Abdûoğulları'na çalışan eşkıya Hasan ve onu öldürmeyi planlayan eski arkadaşı Kamacıoğlu'nu öldürür. Rize'nin kabadayılarından Kırbozoğlu, Sandıkçı'yı vurmak için ona bir tuzak kurar. Sandıkçı'ya salih kaçaklığı teklifi yaparken hazırlıksız yakalayıp Sandıkçı'yı öldürmek istese de, kendi tuzağına düşüp Sandıkçı tarafından öldürür. Alay komutanı sıfatıyla Rize'ye atanan Hacı Bey adlı zabit, Sandıkçı Şükrü'yü öldürmek için Gürcülerden oluşan birlikle Sandıkçı'yı Roşi denen konumda sıkıştırır. Bu duruma hazırlıklı olan Sandıkçı, çatışmada Miralay Hacı Bey'in çetesinden birçok kişiyi öldürür ve Hacı Bey geri çekilmek durumunda kalır. Aynı olay birkaç kez tekrar edince Hacı Bey, istifasını sunup Rize'yi terk eder. Böylelikle Sandıkçı Şükrü, yaklaşık 15 sene eşkiyalık yapar.[5]

O zamanlarda orta yaşlarda olan Sandıkçı Şükrü, Rize'nin Portakallık (Haldoz) mahallesindeki bir düğüne kalabalığı sevmediği için kardeşi Bayram'ı gönderir. Kardeşi düğünde Abdi Ağa tarafından bıçaklanarak yaralanınca Abdi Ağa'yı öldürmeye karar verir. Kovalamacanın sonunda köy meydanında iki el ateş ederek Abdi Ağa'yı öldürür. Bunun üzerine Derepazarı'nın Uzunkaya (Uruspa) köyünde tutuklanarak 15 yıl hapis cezasıyla Sinop Cezaevi'ne gönderilir. Sandıkçı Şükrü İstanbul'a firar etse de yakalanarak cezaevine geri götürülür.
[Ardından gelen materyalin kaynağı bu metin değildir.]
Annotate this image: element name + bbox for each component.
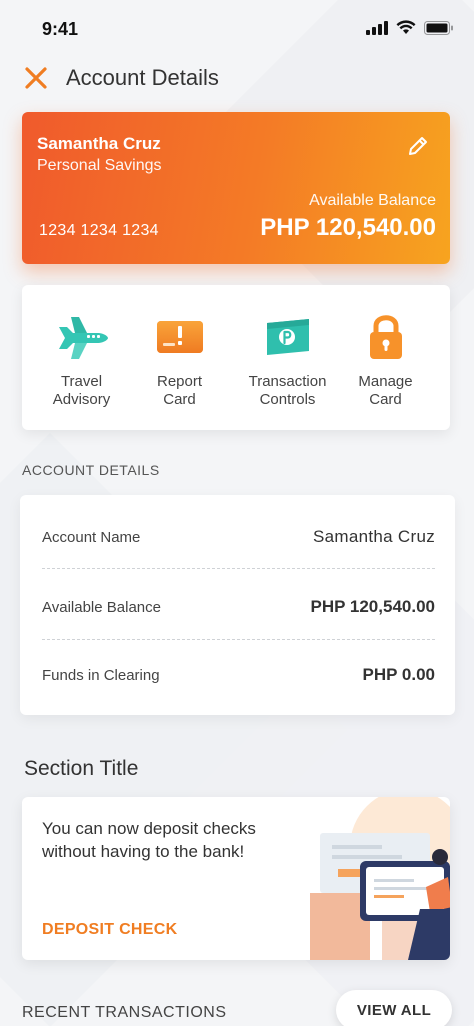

Bir süre cezaevinde kalan Şükrü, karısı Fadime'nin Rüstem Ağa tarafından öldürüldüğünü duyunca hapisten kaçmaya karar verir. Cezaevinden denize atlayarak kaçan Şükrü, Rizeli sandalcıların yardımıyla 3 gün içinde Rize'ye varır.[6] Rize'ye geldikten sonra Rüstem Ağa'yı öldürür. Sonrasında olay yerinden uzaklaşan Sandıkçı Şükrü, Trabzon'un Of ilçesindeki İkizdere köyünde köylülerle kahvede otururken zengin birinin kendisini ihbar etmesiyle polislerce etrafı sarılır. Polislerle silahlı çatışmaya giren Şükrü, camdan atlayarak kaçarak kardeşi Bayram ve yeğeni Mehmet ile birlikte Sanlı Mezrası'ndaki "Aliye" adlı yaşlı bir kadının evine saklanır. Aliye isimli kadın, Sandıkçı uyuduktan sonra onları polise ihbar eder.[7] Sonrasında ev, Trabzon Valisi Kadri Paşa'nın emriyle gönderilen 500 kişilik süvari birliği tarafından kuşatılır. Sandıkçı Şükrü'nün eski arkadaşı Varilcioğlu Sadık, Şükrü’ye teslim olması halinde öldürülmeyeceğine dair güvence verir. Sandıkçı Şükrü, teslim olmasına rağmen, köyden çıkarıldıktan sonra Varilcioğlu tarafından iki kurşunla sırtından vurularak öldürülür.[8] 9 Ocak 1907 tarihinde öldürülen Sandıkçı'nın naaşı, Rize'ye getirilip 3 gün boyunca tüfeğiyle beraber Rize'de sergilendikten sonra eşkiya mezarlığına defnedilir.[9]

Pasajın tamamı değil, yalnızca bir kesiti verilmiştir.